Major powers have set a December 10 deadline for an agreement on the final status of Kosovo, which has been in legal limbo under UN administration since 1999, when NATO waged an air war to drive out Serbian forces and halt ethnic cleansing.

Serbia, backed by Russia with its UN veto power, rejects independence for Kosovo. But the territory's 2 million ethnic Albanians -- 90 per cent of the population -- will settle for nothing less.

The United States and the European Union say the solution should be based on a plan by former Finnish President Martti Ahtisaari, who advocated EU-supervised independence, with broad autonomy for the Kosovo Serbs.
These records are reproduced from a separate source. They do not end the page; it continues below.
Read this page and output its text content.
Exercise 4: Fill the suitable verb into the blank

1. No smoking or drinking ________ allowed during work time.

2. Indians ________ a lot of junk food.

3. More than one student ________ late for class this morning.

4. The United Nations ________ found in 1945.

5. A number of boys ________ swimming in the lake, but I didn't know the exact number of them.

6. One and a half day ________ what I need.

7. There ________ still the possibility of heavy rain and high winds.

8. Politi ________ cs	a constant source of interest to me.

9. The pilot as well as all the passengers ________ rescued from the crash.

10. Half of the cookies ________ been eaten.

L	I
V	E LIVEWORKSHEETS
But Serbian Prime Minister Vojislav Kostunica again ruled out independence in his address to the New York talks, and promoted Belgrade's proposal of what he called ''substantial autonomy,'' Serb news agencies reported.

''Everyone should be aware that it is dangerously foolish to believe that a solution can be imposed on Serbia, and that Serbia would ever recognize that on its territory there exists an independent Kosovo state,'' he was quoted as saying.

Foreign ministers of the major power Contact Group appealed to Serbia and the Kosovo Albanians yesterday to seek common ground in the last-ditch negotiations.

Foreign ministers of the United States, Russia, Britain, France, Germany and Italy united behind their mediators on the eve of the talks to press the two sides to avoid another crisis in the Western Balkans.

''There are responsibilities on both sides as this process continues,'' British Foreign Secretary David Miliband told reporters after a meeting of the so-called Contact Group. ''Representatives in Belgrade and in Pristina need to engage ...with real constructive spirit.'' The mediators are Wolfgang Ischinger of Germany for the EU, Frank Wisner of the United States and Alexander Botsan-Kharchenko of Russia.

''Ministers reiterated that an early resolution of Kosovo's status is crucial to the stability and security of the Western Balkans and Europe as a whole,'' a Contact Group statement said.

Serbia warned the United Nations on Thursday of ''unforeseeable consequences'' that could destabilize the world if Kosovo declared independence unilaterally when the talks conclude in December and Western nations recognized it.